Votre auteur fétiche ?

Il y a des philosophes pour chaque moment de la vie. Le seul qui convienne à tous, c'est Sacha Guitry. À mi-chemin du bonheur et de la joie, Guitry développe la philosophie d'une invincible gaieté. Aucun drame ne résiste aux délices du langage et aux quiproquos de l'existence. « Allons, allons, faisons la paix, veux-tu ? Séparons-nous. » Ou mieux : « Je ne désire que ce que j'ai. » Nulle métaphysique, ici. Juste l'immoralisme poivré par les convenances, l'imagination pour compagne et l'insolence pour viatique. Un génie désinvolte qui terminait ses pièces plus rapidement pour les lire à ses amis après le déjeuner... Je l'adore.

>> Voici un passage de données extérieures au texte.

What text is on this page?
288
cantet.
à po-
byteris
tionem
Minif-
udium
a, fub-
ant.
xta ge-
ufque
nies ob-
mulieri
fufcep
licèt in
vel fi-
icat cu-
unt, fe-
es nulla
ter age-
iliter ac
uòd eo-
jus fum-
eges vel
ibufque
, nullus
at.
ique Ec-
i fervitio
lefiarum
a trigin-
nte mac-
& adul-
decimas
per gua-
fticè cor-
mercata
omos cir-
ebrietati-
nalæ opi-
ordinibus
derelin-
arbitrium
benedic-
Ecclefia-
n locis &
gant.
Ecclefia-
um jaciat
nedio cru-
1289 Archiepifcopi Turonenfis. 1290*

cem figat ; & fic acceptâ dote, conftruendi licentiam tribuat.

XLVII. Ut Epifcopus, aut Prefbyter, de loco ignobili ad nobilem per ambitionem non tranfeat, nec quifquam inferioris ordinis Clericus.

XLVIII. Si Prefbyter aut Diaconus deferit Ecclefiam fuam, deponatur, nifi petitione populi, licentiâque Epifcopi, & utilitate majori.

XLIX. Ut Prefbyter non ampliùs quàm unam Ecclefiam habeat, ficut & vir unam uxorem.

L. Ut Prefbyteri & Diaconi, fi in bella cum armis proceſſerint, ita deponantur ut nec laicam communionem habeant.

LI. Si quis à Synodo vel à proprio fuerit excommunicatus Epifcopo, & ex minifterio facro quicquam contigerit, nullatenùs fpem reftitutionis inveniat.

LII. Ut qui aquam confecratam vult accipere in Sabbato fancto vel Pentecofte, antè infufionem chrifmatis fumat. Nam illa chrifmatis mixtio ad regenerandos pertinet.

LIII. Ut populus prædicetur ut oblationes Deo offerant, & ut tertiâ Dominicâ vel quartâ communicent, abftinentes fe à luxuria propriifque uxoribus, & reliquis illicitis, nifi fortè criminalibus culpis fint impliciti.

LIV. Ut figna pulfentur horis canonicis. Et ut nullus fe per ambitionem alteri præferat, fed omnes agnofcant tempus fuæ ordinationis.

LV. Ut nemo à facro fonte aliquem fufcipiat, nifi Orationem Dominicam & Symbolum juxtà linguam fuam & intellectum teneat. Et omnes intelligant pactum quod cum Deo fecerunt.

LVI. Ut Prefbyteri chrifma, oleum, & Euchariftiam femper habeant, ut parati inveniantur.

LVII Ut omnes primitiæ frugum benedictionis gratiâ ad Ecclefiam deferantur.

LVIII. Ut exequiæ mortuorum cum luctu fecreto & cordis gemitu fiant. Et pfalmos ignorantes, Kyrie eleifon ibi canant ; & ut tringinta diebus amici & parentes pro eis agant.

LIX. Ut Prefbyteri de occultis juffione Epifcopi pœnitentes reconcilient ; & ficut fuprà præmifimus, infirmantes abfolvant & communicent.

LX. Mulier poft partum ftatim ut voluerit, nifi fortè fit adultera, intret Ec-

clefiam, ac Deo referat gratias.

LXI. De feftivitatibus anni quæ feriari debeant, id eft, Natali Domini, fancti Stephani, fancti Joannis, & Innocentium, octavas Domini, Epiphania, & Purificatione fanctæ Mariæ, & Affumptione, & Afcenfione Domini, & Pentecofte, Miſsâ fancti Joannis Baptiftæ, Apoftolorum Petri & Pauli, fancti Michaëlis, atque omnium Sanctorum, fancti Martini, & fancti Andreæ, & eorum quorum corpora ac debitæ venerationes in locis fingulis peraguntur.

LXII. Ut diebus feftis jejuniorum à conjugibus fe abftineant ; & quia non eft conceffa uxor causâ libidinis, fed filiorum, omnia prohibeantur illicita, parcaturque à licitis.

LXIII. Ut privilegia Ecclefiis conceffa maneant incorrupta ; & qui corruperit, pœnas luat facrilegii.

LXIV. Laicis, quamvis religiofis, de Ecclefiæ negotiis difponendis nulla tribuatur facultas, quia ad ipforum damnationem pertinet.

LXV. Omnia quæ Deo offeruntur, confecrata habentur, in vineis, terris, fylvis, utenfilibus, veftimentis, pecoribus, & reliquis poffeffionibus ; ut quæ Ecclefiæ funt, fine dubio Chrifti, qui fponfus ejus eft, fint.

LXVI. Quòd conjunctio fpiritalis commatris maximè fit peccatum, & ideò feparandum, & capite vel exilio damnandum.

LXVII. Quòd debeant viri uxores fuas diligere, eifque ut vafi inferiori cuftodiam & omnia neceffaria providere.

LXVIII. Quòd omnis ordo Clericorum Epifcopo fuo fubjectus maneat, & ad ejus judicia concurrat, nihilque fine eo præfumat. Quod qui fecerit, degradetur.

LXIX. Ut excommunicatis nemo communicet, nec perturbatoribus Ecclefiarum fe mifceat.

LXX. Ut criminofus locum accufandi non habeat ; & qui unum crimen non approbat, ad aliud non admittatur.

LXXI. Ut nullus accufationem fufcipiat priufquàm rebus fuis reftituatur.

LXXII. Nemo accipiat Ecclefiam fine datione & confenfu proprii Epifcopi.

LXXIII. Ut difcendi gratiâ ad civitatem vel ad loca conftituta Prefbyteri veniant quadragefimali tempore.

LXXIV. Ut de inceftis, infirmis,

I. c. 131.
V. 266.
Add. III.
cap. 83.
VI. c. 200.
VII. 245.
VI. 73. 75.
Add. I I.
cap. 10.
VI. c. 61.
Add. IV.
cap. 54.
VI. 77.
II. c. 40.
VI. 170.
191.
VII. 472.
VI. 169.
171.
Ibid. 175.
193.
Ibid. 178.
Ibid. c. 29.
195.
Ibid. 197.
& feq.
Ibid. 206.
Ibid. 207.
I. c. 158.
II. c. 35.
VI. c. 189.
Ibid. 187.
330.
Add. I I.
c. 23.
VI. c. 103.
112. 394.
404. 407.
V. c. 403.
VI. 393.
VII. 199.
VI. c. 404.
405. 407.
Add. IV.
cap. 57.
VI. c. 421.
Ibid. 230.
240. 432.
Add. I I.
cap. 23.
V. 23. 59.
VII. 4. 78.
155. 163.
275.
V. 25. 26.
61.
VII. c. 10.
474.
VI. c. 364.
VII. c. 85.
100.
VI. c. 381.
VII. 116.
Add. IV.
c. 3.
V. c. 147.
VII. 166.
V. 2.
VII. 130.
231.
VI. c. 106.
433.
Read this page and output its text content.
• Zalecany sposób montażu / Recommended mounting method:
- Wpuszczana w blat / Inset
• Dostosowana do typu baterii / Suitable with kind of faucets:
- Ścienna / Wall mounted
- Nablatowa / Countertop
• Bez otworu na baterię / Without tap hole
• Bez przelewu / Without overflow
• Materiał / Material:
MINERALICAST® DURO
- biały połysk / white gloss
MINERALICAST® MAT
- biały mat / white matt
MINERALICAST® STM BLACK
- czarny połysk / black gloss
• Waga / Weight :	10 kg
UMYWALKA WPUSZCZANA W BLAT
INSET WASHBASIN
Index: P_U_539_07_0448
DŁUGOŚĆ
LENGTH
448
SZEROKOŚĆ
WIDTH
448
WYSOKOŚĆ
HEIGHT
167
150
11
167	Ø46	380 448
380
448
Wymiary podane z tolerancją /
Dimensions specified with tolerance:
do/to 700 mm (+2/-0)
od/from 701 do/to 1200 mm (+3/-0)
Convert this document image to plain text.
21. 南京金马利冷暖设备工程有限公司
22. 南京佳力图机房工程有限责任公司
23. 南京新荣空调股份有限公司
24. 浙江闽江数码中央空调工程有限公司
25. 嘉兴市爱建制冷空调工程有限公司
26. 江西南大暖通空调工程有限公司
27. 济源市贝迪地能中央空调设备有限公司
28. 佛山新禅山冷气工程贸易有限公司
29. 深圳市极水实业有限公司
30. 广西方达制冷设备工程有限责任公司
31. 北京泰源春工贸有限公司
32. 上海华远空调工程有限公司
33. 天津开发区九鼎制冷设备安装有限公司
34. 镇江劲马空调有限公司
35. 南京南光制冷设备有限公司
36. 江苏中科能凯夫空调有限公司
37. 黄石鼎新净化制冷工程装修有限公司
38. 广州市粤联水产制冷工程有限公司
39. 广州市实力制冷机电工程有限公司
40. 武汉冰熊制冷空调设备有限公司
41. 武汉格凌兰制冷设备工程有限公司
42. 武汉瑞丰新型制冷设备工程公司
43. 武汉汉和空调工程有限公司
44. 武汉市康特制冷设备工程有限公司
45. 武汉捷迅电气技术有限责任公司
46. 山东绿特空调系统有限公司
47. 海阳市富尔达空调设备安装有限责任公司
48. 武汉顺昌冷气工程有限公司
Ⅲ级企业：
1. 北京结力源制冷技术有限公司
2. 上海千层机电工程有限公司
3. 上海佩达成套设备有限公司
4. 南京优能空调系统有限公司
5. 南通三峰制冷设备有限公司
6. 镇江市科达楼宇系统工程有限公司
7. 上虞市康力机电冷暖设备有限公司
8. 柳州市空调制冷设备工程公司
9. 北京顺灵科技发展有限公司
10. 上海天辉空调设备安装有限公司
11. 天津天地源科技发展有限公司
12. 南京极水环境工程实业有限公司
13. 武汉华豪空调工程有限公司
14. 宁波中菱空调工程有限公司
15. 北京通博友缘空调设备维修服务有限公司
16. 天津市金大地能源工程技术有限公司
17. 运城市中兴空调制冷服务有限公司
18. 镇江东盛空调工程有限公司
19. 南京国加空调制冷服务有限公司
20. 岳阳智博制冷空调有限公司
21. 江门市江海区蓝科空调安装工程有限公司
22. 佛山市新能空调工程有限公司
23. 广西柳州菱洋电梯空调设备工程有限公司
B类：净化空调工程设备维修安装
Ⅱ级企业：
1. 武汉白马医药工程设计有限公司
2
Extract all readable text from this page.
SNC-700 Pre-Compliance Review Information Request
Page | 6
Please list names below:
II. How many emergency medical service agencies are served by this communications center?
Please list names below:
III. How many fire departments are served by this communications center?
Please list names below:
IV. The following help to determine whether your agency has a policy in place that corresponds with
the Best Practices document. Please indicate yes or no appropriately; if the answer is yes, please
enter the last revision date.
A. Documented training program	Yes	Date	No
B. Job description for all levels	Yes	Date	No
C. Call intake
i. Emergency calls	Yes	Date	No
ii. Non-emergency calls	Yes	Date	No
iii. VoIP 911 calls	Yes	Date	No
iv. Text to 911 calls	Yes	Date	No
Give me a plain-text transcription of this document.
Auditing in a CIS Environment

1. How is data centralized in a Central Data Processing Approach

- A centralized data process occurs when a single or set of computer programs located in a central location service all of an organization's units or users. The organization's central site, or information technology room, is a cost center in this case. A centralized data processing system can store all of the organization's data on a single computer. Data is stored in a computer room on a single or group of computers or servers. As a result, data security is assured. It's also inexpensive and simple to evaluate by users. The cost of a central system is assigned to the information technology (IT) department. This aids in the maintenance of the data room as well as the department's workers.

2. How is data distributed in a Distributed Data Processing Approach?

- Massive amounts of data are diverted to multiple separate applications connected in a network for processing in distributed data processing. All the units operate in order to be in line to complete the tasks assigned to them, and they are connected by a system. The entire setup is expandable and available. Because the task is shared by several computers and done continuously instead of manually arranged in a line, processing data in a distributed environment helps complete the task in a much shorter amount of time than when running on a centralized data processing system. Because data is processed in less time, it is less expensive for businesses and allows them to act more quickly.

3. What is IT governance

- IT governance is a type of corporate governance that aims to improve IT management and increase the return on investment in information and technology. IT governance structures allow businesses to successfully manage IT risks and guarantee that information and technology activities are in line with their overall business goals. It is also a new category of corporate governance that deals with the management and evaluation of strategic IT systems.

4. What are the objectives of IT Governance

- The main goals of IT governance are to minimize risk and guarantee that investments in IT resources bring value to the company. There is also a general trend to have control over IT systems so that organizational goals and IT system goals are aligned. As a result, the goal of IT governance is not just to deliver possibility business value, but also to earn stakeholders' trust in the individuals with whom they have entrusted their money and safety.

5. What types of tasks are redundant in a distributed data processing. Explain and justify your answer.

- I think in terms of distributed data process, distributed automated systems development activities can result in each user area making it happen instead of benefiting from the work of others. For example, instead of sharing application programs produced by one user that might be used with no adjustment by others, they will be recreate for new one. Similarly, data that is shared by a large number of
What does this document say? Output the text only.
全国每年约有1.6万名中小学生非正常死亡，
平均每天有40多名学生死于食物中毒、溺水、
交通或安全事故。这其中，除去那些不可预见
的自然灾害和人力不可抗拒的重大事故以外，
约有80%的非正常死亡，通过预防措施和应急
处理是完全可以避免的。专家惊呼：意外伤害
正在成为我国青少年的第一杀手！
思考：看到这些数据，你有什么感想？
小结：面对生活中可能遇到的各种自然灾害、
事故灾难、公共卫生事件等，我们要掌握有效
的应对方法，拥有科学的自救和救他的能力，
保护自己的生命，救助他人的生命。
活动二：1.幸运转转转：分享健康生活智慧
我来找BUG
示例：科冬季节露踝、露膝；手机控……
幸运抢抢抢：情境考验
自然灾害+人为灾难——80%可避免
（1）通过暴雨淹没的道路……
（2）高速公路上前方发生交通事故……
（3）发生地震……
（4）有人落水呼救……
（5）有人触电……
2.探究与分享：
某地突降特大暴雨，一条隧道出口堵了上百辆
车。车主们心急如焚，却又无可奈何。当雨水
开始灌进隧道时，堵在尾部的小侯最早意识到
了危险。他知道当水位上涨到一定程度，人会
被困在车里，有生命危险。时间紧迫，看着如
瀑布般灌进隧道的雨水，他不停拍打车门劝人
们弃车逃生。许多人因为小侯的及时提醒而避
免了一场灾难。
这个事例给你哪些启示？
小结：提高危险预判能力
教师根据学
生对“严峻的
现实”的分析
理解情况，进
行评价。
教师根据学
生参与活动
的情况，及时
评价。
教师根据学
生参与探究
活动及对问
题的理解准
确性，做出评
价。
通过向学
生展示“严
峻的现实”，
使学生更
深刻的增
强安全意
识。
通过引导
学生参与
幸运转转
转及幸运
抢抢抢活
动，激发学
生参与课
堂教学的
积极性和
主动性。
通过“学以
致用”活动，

Dans la vie comme en littérature, on a grand tort d'opposer le Voyage et la Recherche.

Quel classique vous est-il tombé des mains ?

Le Petit Prince.

Mais c'est un conte d'à peine cent pages !

Cent pages de trop pour cette salade consensuelle. Le Petit Prince n'est pas le livre de l'enfance. C'est le livre de l'idée que les adultes se font de l'enfance. D'ailleurs, c'est bien simple : personne n'aime ce livre. Tout le monde l'a aimé. Et je ne connais aucun enfant qui n'avoue, pour peu qu'on le cuisine deux secondes, que ce livre lui tombe des mains mais qu'il se couperait la langue plutôt que de le dire à ses parents… L'idée selon laquelle « l'essentiel est invisible pour les yeux, on ne voit bien qu'avec le cœur » est un truisme platonico-pascalien avec lequel il est impossible d'être en désaccord. Et je ne trouve aucun intérêt à toutes ces pages interchangeables sur les grandes personnes « bien étranges » qui ne sont jamais contentes, qui croient que les fleurs se ressemblent, qui boivent pour oublier qu'elles ont honte de boire, qui comptent les étoiles au lieu de les regarder, qui veulent savoir combien gagnent les gens avant de savoir s'ils ont la voix douce... « Seuls les enfants savent », dit le Petit Prince – phrase qui prouve uniquement que ce n'est pas un enfant qui parle, parce qu'aucun enfant n'est assez imbu de lui-même pour dire une bêtise pareille.

On peut lire un texte composé de mots accessibles, de phrases intelligibles, d'anecdotes triviales et être aussi stupéfait qu'un bébé devant une équation.

Quel était alors votre roman favori quand vous étiez enfant ?

Le Général Dourakine. Certaines langues sonnent si juste, parfois… En russe, « imbécile » se dit « dourak ». Et c'est exactement le mot qui convient ! À mes oreilles, « dourak » est le patronyme universel de l'imbécillité. D'avoir compris cela, d'avoir senti cela, m'a valu de faire sept ans de russe. J'ai voulu étudier cette langue pour approfondir le mystère d'une telle justesse. Comment peut-on être précis au point de forger « dourak » pour désigner le couillon ? Et puis le général Dourakine est merveilleux. Son absolue générosité et la façon dont il se frotte les mains chaque fois qu'il fait le bonheur de quelqu'un sont des enchantements de lecture.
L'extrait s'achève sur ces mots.